Starting Wednesday night, the ICE is going to be all over town like it’s no one else’s business. Among the considerable damage they’re rendering is our own Evan Johnson’s piece Supplement for clarinet and electronics. Gareth Davis will be doing the honors at Rosenberg+Kaufman Fine Art this Friday.

The folks at Linked Musicians have been recognized as an “Official Honouree” by the “Webby” awards. Membership to Linked Musicians, which is free, enables you to find jobs, bands, and just generally link up with others dedicated to live music.  And they tell me a Webby is a big deal.  So — good going!

You theremin nuts will want to click here: WNPR’s presenting “Passion: The Theremin” tonight at 7 and 8pm.

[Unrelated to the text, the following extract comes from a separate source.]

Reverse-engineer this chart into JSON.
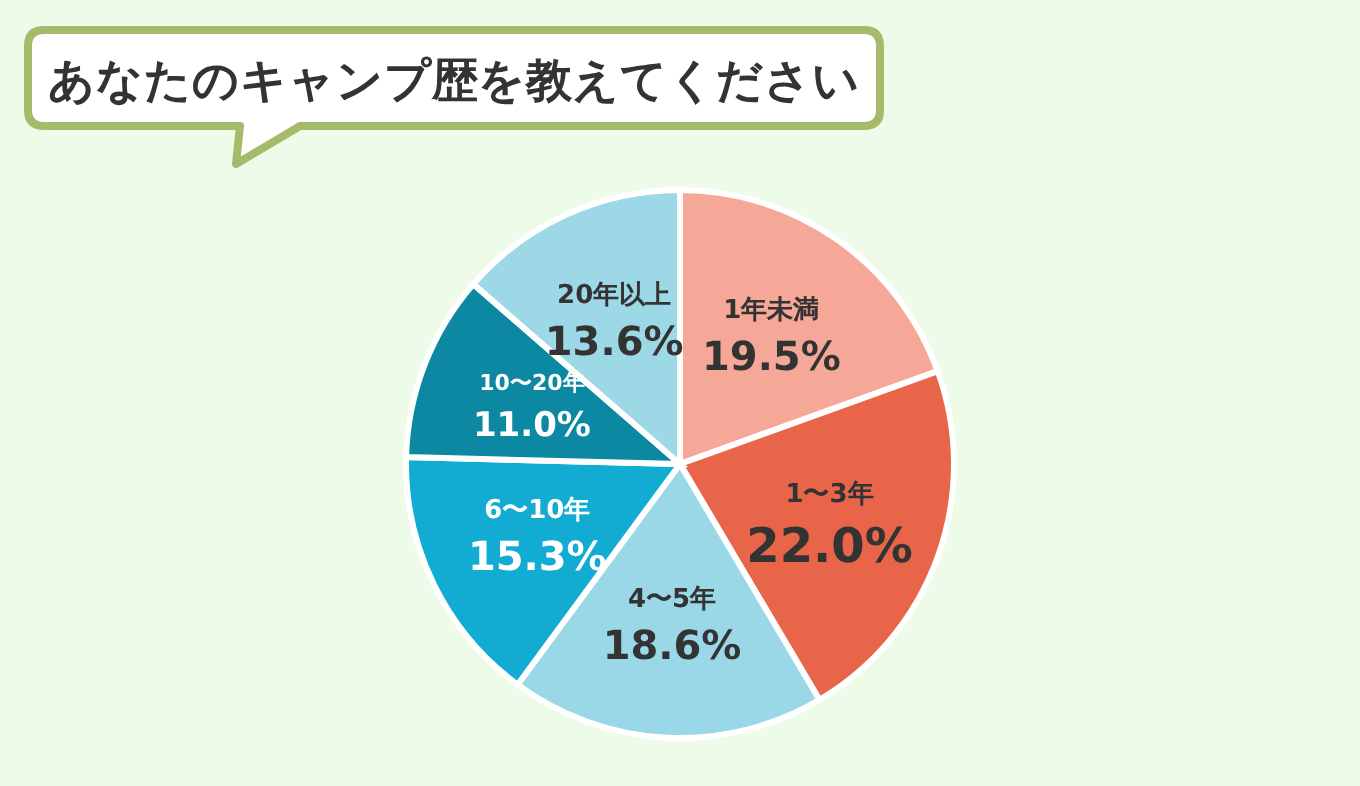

Lastly: I turned in my dissertation proposal last Friday. Entitled “Strategies of Fragmentation in the Music of György Kurtág,” I’m sure this won’t be the last you’ll hear of it.  Wa, ha, ha!!!

And, yes, I’m posting this on Sunday: tomorrow morning I wake up at 6 a.m. to prep my final lecture this semester on Ligeti.

That is all.

6 thoughts on “Monday Miscellany”
  1. An update for those interested: there will be a 3-hour (!) program about the ICE NYC festival tomorrow (Weds.) afternoon, 3-6 pm, on WKCR 89.9; listen online here.

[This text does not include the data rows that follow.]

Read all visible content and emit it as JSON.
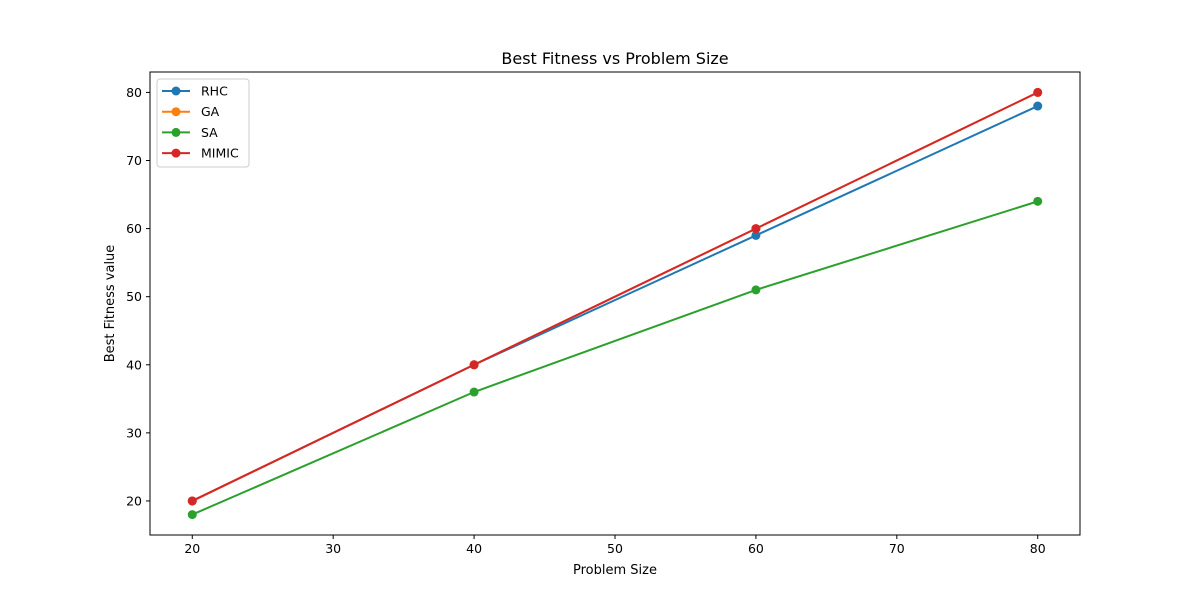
{
  "chart_data": {
    "type": "line",
    "title": "Best Fitness vs Problem Size",
    "xlabel": "Problem Size",
    "ylabel": "Best Fitness value",
    "x": [
      20,
      40,
      60,
      80
    ],
    "xlim": [
      17,
      83
    ],
    "ylim": [
      15,
      83
    ],
    "xticks": [
      20,
      30,
      40,
      50,
      60,
      70,
      80
    ],
    "yticks": [
      20,
      30,
      40,
      50,
      60,
      70,
      80
    ],
    "grid": false,
    "legend_position": "top-left",
    "series": [
      {
        "name": "RHC",
        "color": "#1f77b4",
        "values": [
          20,
          40,
          59,
          78
        ]
      },
      {
        "name": "GA",
        "color": "#ff7f0e",
        "values": [
          20,
          40,
          60,
          80
        ]
      },
      {
        "name": "SA",
        "color": "#2ca02c",
        "values": [
          18,
          36,
          51,
          64
        ]
      },
      {
        "name": "MIMIC",
        "color": "#d62728",
        "values": [
          20,
          40,
          60,
          80
        ]
      }
    ]
  }
}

  2. Well if there’s amplification, there’s electronics. . . . So I’ll let it stand. For now. Thanks Evan.

  3. No electronics in Supplement, although I believe he intends to amplify it.

    Congrats on the dissertation proposal – a lot of good detailed work on Kurtág remains to be done. keep us updated 😉

  4. I believe that the score is marked “flexatone” and the excerpt was once required on a Boston Symphony audition list. There is some discussion as to whether the part was really for flexatone (in which playing a precise melody accurately is quite difficult) or if Khatchaturian actually meant it for musical saw.

  5. The flexatone is a percussion instrument. Schoenberg also used it. Check out the wikipedia article.

  6. The second movement of the Khachaturian Piano Concerto features an instrument identified in the liner notes as a “flexatone”. It sure sounds like a theremin to me.

    Anyone know if there is a difference?